For a full list of tools, see the tool reference in the GitHub repository.

Example Queries and Prompts

Once connected, you can ask your AI assistant questions in plain language. Some examples:
  • Fetch the last 50 events for visitor ID Abck1234CUFmcnjLwIs4A9 and summarize their activity.
  • Find all events linked to order ID 3936532456 and tell me if anything looks suspicious.
  • Show me recent events where a bot was detected, filtered to the last 6 hours.
  • List all environments in my workspace and create a new one called “staging”.
The server also includes an onboarding prompt, a guided walkthrough for integrating Fingerprint into a new project that covers JavaScript agent installation and verification steps. Trigger it by asking your AI assistant to walk you through Fingerprint setup.

Security Considerations

Prompt injection

Fields like linkedId and tag are customer-controlled values attached to identification events. If a malicious actor controls what gets stored in these fields, they could attempt to embed instructions that manipulate your AI assistant. Most AI clients show you each tool call before it executes, so keep manual approval enabled and review them before confirming.

Sensitive operations

Management tools can create, edit, and delete API keys and environments. Avoid connecting the server in shared or untrusted AI environments.

Troubleshooting

Authentication failures

  • Ensure you completed the OAuth flow and selected the correct Fingerprint workspace.
  • Try disconnecting and reconnecting the MCP server in your client settings.
  • If workspace authorization fails, your account may have reached the maximum number of allowed API keys (typically 5).

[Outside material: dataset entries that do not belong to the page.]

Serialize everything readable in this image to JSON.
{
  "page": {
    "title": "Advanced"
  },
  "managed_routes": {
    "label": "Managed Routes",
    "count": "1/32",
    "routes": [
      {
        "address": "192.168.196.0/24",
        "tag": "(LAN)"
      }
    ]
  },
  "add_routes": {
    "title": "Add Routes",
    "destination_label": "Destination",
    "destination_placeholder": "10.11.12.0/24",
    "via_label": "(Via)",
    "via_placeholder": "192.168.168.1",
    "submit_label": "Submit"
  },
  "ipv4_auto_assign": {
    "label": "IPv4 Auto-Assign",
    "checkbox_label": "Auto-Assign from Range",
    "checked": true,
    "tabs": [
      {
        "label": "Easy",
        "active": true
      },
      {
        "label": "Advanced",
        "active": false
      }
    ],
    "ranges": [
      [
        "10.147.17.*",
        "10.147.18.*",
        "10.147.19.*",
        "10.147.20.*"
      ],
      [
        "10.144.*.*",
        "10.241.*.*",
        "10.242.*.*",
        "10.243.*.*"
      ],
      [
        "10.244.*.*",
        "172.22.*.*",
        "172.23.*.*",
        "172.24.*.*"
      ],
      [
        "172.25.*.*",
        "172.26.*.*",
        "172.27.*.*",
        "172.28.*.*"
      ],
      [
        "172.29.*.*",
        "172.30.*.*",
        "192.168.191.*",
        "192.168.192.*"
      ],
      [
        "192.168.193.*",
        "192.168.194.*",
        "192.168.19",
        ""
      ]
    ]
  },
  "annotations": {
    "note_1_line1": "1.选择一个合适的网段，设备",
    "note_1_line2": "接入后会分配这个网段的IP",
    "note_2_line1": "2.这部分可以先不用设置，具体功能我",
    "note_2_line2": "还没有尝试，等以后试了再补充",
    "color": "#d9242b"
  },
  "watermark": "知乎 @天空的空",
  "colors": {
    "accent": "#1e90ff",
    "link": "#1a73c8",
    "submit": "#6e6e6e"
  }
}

Remove an unused key from the Fingerprint Dashboard and try again.

Tools not appearing

  • Restart your MCP client after adding the server configuration.
  • Try disconnecting and reconnecting the MCP server in your client settings.

Rate limit errors

  • Reduce the number of concurrent or rapid sequential tool calls.
  • Use specific filters (visitor_id, linked_id, time ranges) to reduce the number of API requests needed to answer a question.